Berlin - Es war kein einfacher Auftrag, den die Kommunikationsagentur Deekeling Arndt Advisors (DDA) im Frühjahr 2008 annahm: Sie sollte bis zur Bundestagswahl im September 2009 das Image der Atomkraft aufpolieren und so der Laufzeitverlängerung nach dem erhofften schwarz-gelben Wahlsieg den Weg ebnen. Auftraggeber war das Deutsche Atomforum, eine Lobbygruppe in der die vier Betreiber der hierzulande aktiven Meiler zusammengeschlossen sind: RWE, E.on, EnBW und Vattenfall. Und die Agentur tat ihr Bestes - wie interne Strategiepapiere beweisen, die die Berliner "Tageszeitung" ("taz") jetzt auf ihrer Online-Seite veröffentlicht hat.

Für die Veröffentlichung der Dokumente hat die Zeitung ein symbolträchtiges Datum gewählt: Am Freitag jährte sich der Beschluss des Bundestags, die Laufzeiten für die deutschen Atommeiler zu verlängern, zum ersten Mal. Am 28. Oktober 2010 setzte die Koalition aus Union und FDP im Parlament durch, die deutschen Atomkraftwerke im Durchschnitt zwölf Jahre länger am Netz zu belassen. Die Zeitung veröffentlicht in ihrer Print-Wochenendausgabe die Ergebnisse von Recherchen, die sie auf Grundlage der Dokumente bei den Beteiligten angestellt hat.

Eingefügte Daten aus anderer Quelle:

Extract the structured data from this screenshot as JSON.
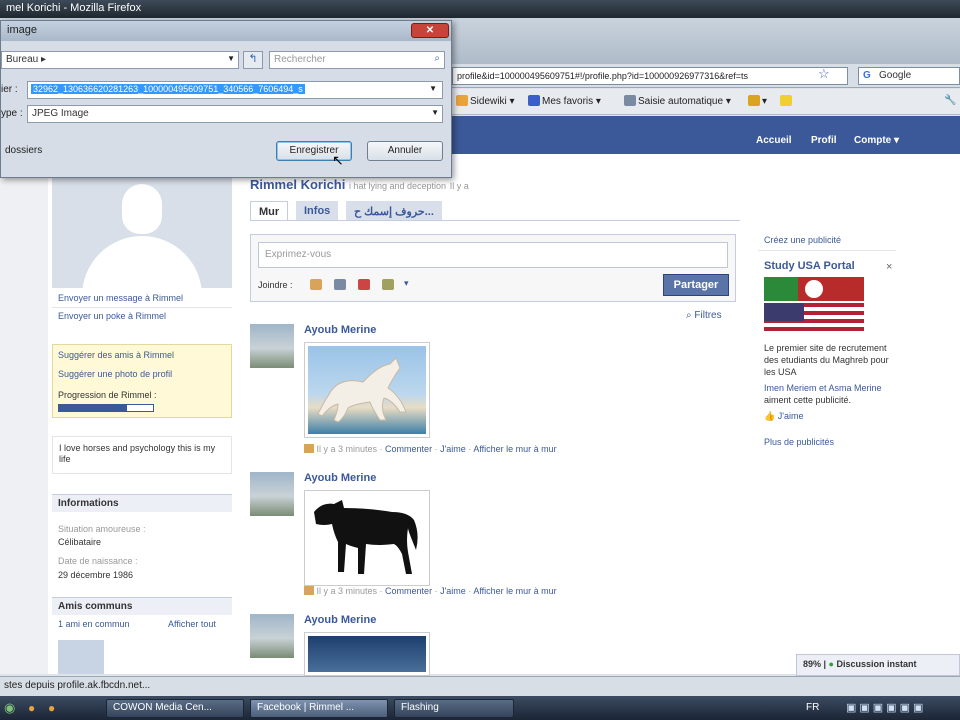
{
  "window": {
    "title": "mel Korichi - Mozilla Firefox"
  },
  "navbar": {
    "url": "profile&id=100000495609751#!/profile.php?id=100000926977316&ref=ts",
    "search_engine": "Google"
  },
  "bookmarks": [
    "Sidewiki",
    "Mes favoris",
    "Saisie automatique"
  ],
  "fb_nav": {
    "home": "Accueil",
    "profile": "Profil",
    "account": "Compte"
  },
  "dialog": {
    "title": "image",
    "location": "Bureau",
    "search_placeholder": "Rechercher",
    "filename_label": "ier :",
    "filename": "32962_130636620281263_100000495609751_340566_7606494_s",
    "filetype_label": "ype :",
    "filetype": "JPEG Image",
    "folders": "dossiers",
    "save_label": "Enregistrer",
    "cancel_label": "Annuler"
  },
  "profile": {
    "name": "Rimmel Korichi",
    "tagline": "i hat lying and deception",
    "tagline_suffix": "Il y a",
    "tabs": [
      "Mur",
      "Infos",
      "حروف إسمك ح..."
    ],
    "send_message": "Envoyer un message à Rimmel",
    "send_poke": "Envoyer un poke à Rimmel",
    "suggest_friends": "Suggérer des amis à Rimmel",
    "suggest_photo": "Suggérer une photo de profil",
    "progress_label": "Progression de Rimmel :",
    "progress": 0.72,
    "bio": "I love horses and psychology this is my life",
    "info_header": "Informations",
    "relationship_label": "Situation amoureuse :",
    "relationship": "Célibataire",
    "birthday_label": "Date de naissance :",
    "birthday": "29 décembre 1986",
    "mutual_header": "Amis communs",
    "mutual_count": "1 ami en commun",
    "show_all": "Afficher tout"
  },
  "composer": {
    "placeholder": "Exprimez-vous",
    "attach_label": "Joindre :",
    "share_label": "Partager",
    "filters": "Filtres"
  },
  "posts": [
    {
      "author": "Ayoub Merine",
      "time": "Il y a 3 minutes",
      "comment": "Commenter",
      "like": "J'aime",
      "wall": "Afficher le mur à mur"
    },
    {
      "author": "Ayoub Merine",
      "time": "Il y a 3 minutes",
      "comment": "Commenter",
      "like": "J'aime",
      "wall": "Afficher le mur à mur"
    },
    {
      "author": "Ayoub Merine"
    }
  ],
  "ads": {
    "create": "Créez une publicité",
    "title": "Study USA Portal",
    "close": "×",
    "text": "Le premier site de recrutement des etudiants du Maghreb pour les USA",
    "likers": "Imen Meriem et Asma Merine",
    "likers_suffix": "aiment cette publicité.",
    "like": "J'aime",
    "more": "Plus de publicités"
  },
  "chat": {
    "zoom": "89%",
    "label": "Discussion instant"
  },
  "statusbar": {
    "text": "stes depuis profile.ak.fbcdn.net..."
  },
  "taskbar": {
    "tasks": [
      "COWON Media Cen...",
      "Facebook | Rimmel ...",
      "Flashing"
    ],
    "lang": "FR"
  },
  "colors": {
    "fb_blue": "#3b5998",
    "accent_yellow": "#fff9d7"
  }
}
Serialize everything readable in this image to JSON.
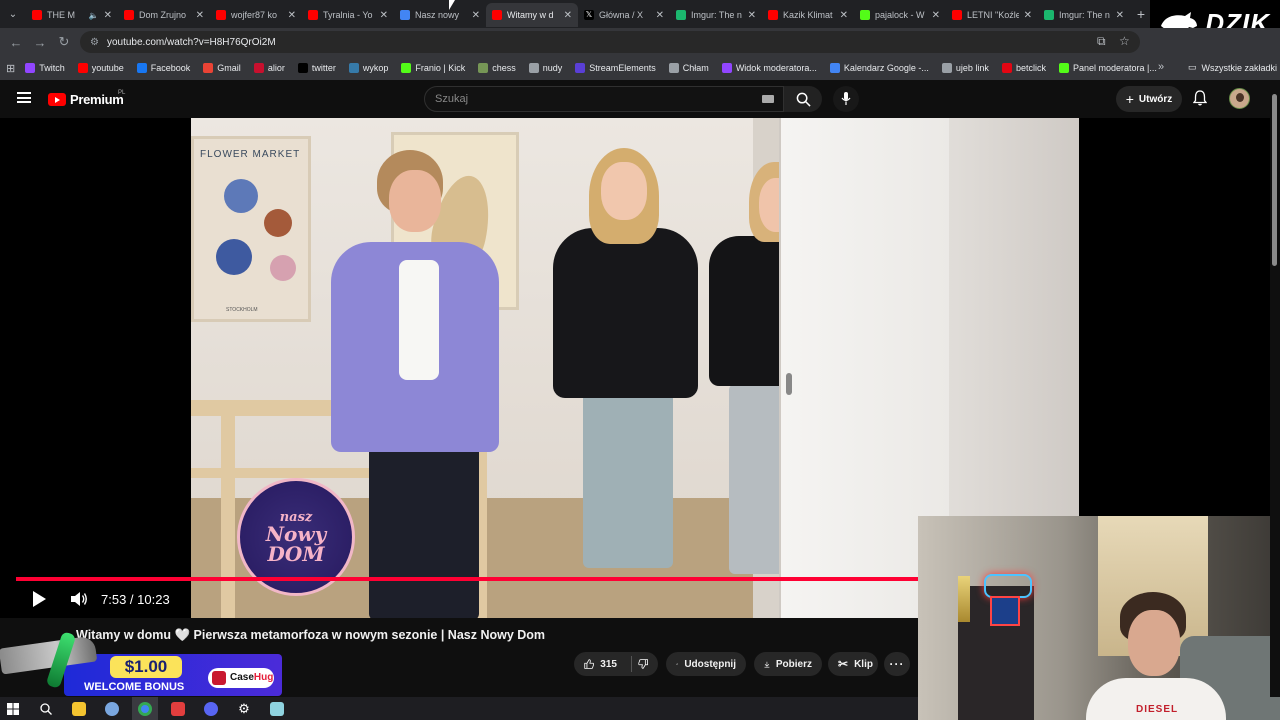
{
  "browser": {
    "tabs": [
      {
        "title": "THE M",
        "favicon": "yt",
        "audio": true
      },
      {
        "title": "Dom Zrujno",
        "favicon": "yt"
      },
      {
        "title": "wojfer87 ko",
        "favicon": "yt"
      },
      {
        "title": "Tyralnia - Yo",
        "favicon": "yt"
      },
      {
        "title": "Nasz nowy",
        "favicon": "chrome"
      },
      {
        "title": "Witamy w d",
        "favicon": "yt",
        "active": true
      },
      {
        "title": "Główna / X",
        "favicon": "x"
      },
      {
        "title": "Imgur: The n",
        "favicon": "imgur"
      },
      {
        "title": "Kazik Klimat",
        "favicon": "yt"
      },
      {
        "title": "pajalock - W",
        "favicon": "kick"
      },
      {
        "title": "LETNI \"Koźle",
        "favicon": "yt"
      },
      {
        "title": "Imgur: The n",
        "favicon": "imgur"
      }
    ],
    "new_tab": "+",
    "url": "youtube.com/watch?v=H8H76QrOi2M",
    "bookmarks": [
      {
        "label": "Twitch",
        "color": "#9146ff"
      },
      {
        "label": "youtube",
        "color": "#ff0000"
      },
      {
        "label": "Facebook",
        "color": "#1877f2"
      },
      {
        "label": "Gmail",
        "color": "#ea4335"
      },
      {
        "label": "alior",
        "color": "#c8102e"
      },
      {
        "label": "twitter",
        "color": "#000000"
      },
      {
        "label": "wykop",
        "color": "#367aa9"
      },
      {
        "label": "Franio | Kick",
        "color": "#53fc18"
      },
      {
        "label": "chess",
        "color": "#769656"
      },
      {
        "label": "nudy",
        "color": "#9aa0a6"
      },
      {
        "label": "StreamElements",
        "color": "#5a3fd6"
      },
      {
        "label": "Chłam",
        "color": "#9aa0a6"
      },
      {
        "label": "Widok moderatora...",
        "color": "#9146ff"
      },
      {
        "label": "Kalendarz Google -...",
        "color": "#4285f4"
      },
      {
        "label": "ujeb link",
        "color": "#9aa0a6"
      },
      {
        "label": "betclick",
        "color": "#e30613"
      },
      {
        "label": "Panel moderatora |...",
        "color": "#53fc18"
      }
    ],
    "all_bookmarks": "Wszystkie zakładki"
  },
  "overlay_brand": "DZIK",
  "youtube": {
    "logo_text": "Premium",
    "region": "PL",
    "search_placeholder": "Szukaj",
    "create_label": "Utwórz"
  },
  "video": {
    "poster_text": "FLOWER MARKET",
    "poster_small": "STOCKHOLM",
    "show_logo": [
      "nasz",
      "Nowy",
      "DOM"
    ],
    "current_time": "7:53",
    "duration": "10:23",
    "time_display": "7:53 / 10:23",
    "progress": 0.7544,
    "title": "Witamy w domu 🤍 Pierwsza metamorfoza w nowym sezonie | Nasz Nowy Dom",
    "likes": "315",
    "share_label": "Udostępnij",
    "download_label": "Pobierz",
    "clip_label": "Klip"
  },
  "promo": {
    "amount": "$1.00",
    "subtitle": "WELCOME BONUS",
    "brand_a": "Case",
    "brand_b": "Hug"
  },
  "webcam": {
    "shirt_text": "DIESEL"
  },
  "colors": {
    "accent_red": "#ff0033",
    "yt_bg": "#0f0f0f"
  }
}
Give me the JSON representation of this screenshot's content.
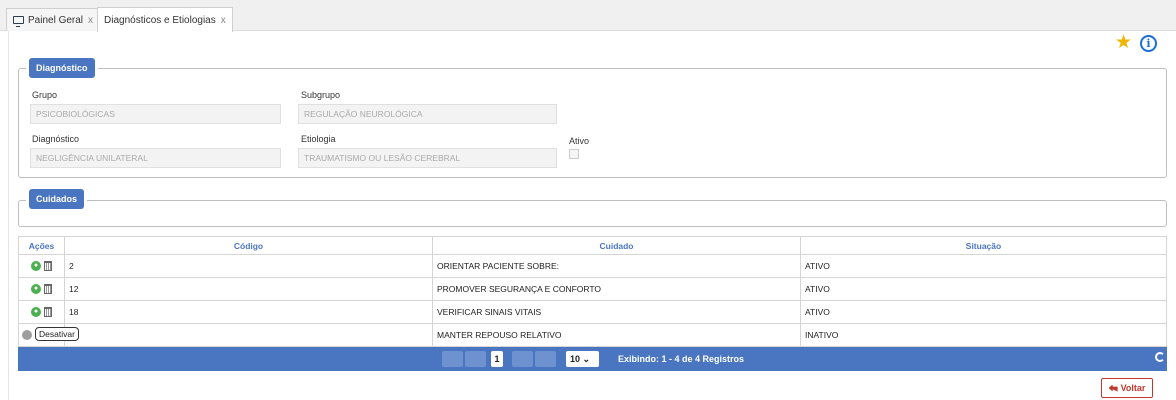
{
  "tabs": [
    {
      "label": "Painel Geral",
      "close": "x"
    },
    {
      "label": "Diagnósticos e Etiologias",
      "close": "x"
    }
  ],
  "diagnostico": {
    "legend": "Diagnóstico",
    "grupo_label": "Grupo",
    "grupo_value": "PSICOBIOLÓGICAS",
    "subgrupo_label": "Subgrupo",
    "subgrupo_value": "REGULAÇÃO NEUROLÓGICA",
    "diagnostico_label": "Diagnóstico",
    "diagnostico_value": "NEGLIGÊNCIA UNILATERAL",
    "etiologia_label": "Etiologia",
    "etiologia_value": "TRAUMATISMO OU LESÃO CEREBRAL",
    "ativo_label": "Ativo",
    "ativo_checked": false
  },
  "cuidados": {
    "legend": "Cuidados"
  },
  "table": {
    "headers": [
      "Ações",
      "Código",
      "Cuidado",
      "Situação"
    ],
    "rows": [
      {
        "codigo": "2",
        "cuidado": "ORIENTAR PACIENTE SOBRE:",
        "situacao": "ATIVO",
        "active": true
      },
      {
        "codigo": "12",
        "cuidado": "PROMOVER SEGURANÇA E CONFORTO",
        "situacao": "ATIVO",
        "active": true
      },
      {
        "codigo": "18",
        "cuidado": "VERIFICAR SINAIS VITAIS",
        "situacao": "ATIVO",
        "active": true
      },
      {
        "codigo": "",
        "cuidado": "MANTER REPOUSO RELATIVO",
        "situacao": "INATIVO",
        "active": false
      }
    ],
    "tooltip": "Desativar"
  },
  "pager": {
    "current_page": "1",
    "page_size": "10",
    "info": "Exibindo: 1 - 4 de 4 Registros"
  },
  "buttons": {
    "voltar": "Voltar"
  },
  "colors": {
    "accent": "#4a76c1",
    "star": "#f0b400",
    "info": "#1a6fd6",
    "danger": "#c0392b",
    "active_icon": "#4caf50"
  },
  "icons": [
    "monitor-icon",
    "star-icon",
    "info-icon",
    "activate-icon",
    "trash-icon",
    "refresh-icon",
    "back-arrow-icon"
  ]
}
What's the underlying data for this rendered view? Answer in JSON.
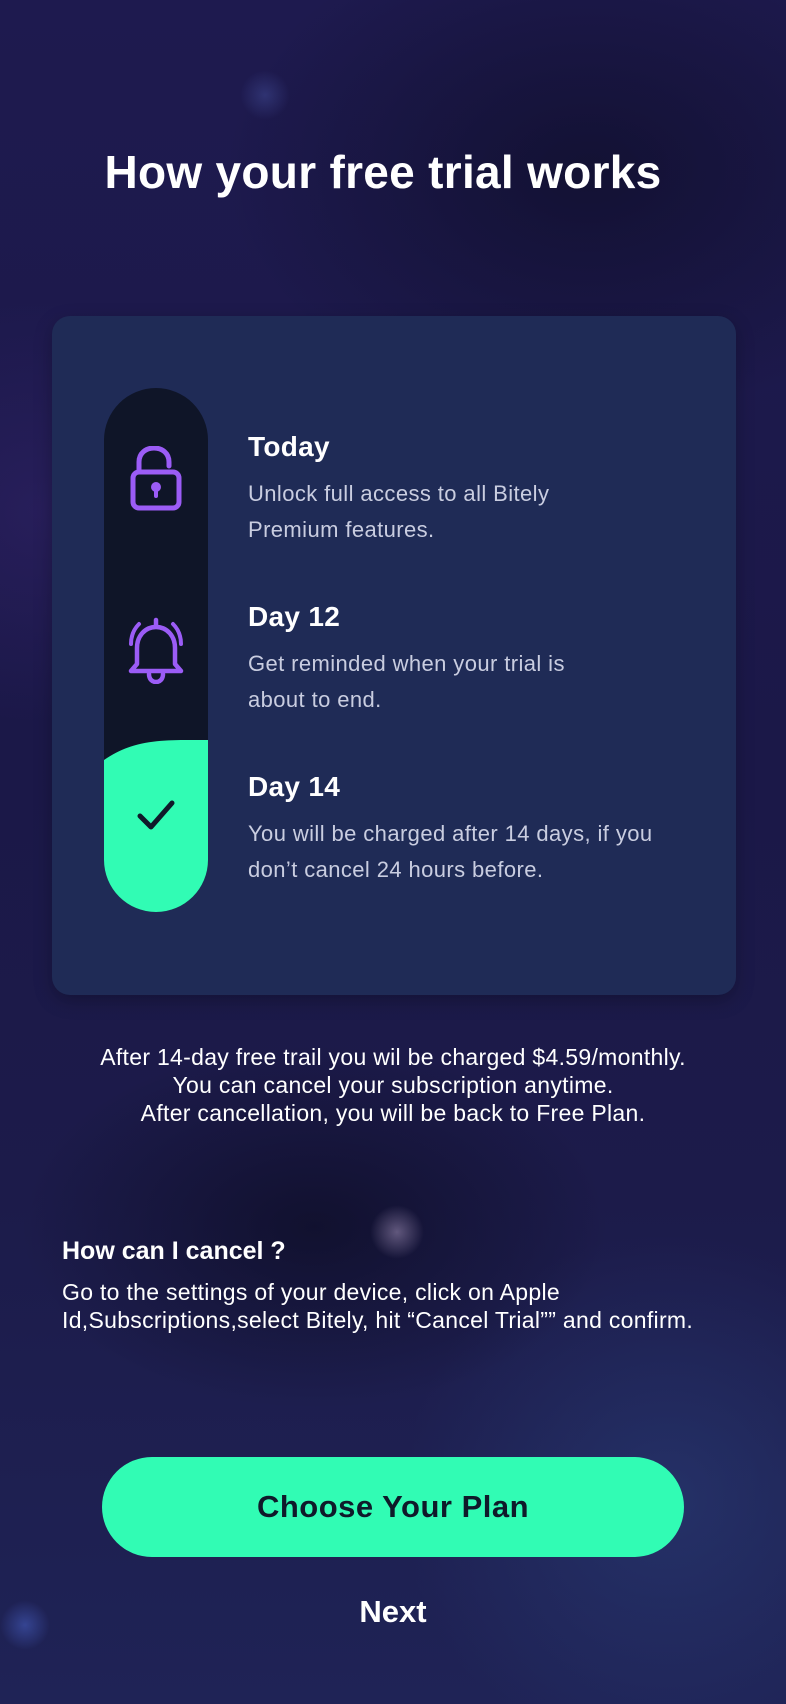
{
  "title": "How your free trial works",
  "timeline": [
    {
      "label": "Today",
      "description": "Unlock full access to all Bitely Premium features.",
      "icon": "lock-open-icon"
    },
    {
      "label": "Day 12",
      "description": "Get reminded when your trial is about to end.",
      "icon": "bell-icon"
    },
    {
      "label": "Day 14",
      "description": "You will be charged after 14 days, if you don’t cancel 24 hours before.",
      "icon": "check-icon"
    }
  ],
  "info": {
    "line1": "After 14-day free trail you wil be charged $4.59/monthly.",
    "line2": "You can cancel your subscription anytime.",
    "line3": "After cancellation, you will be back to Free Plan."
  },
  "faq": {
    "question": "How can I cancel ?",
    "answer": "Go to the settings of your device, click on Apple Id,Subscriptions,select Bitely, hit “Cancel Trial”” and confirm."
  },
  "cta_label": "Choose Your Plan",
  "next_label": "Next",
  "colors": {
    "accent": "#31fcb4",
    "icon_purple": "#9b5cf6",
    "card": "#1f2b56",
    "track": "#0f1528",
    "background": "#1e1a4f"
  }
}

Konkret stellt die Zeitung zwei Dokumente ins Internet, in denen die Agentur laut der "taz" ihrem Kunden, dem Atomforum, Strategie und Einzelmaßnahmen der Kampagne skizziert:

Besonders interessant ist das zweite der beiden Dokumente, da es eine Art Bilanz der Kampagne darstellt. Hier finden sich eine Reihe vermeintlicher oder echter Erfolge, die sich die Agentur auf die Fahnen heftet - aber auch einige Pleiten, die die Meinungsmacher einstecken mussten.

Die "taz" betont, nichts weise in den Dokumenten der Kommunikationsagentur auf illegale Vorgänge hin, einiges sei zwar anrüchig, das meiste aber schlichtweg handwerklich gut umgesetzte Öffentlichkeitsarbeit. "Interessant ist vielmehr der Einblick hinter die Kulissen", sagt Reiner Metzger, stellvertretender Chefredakteur der Zeitung.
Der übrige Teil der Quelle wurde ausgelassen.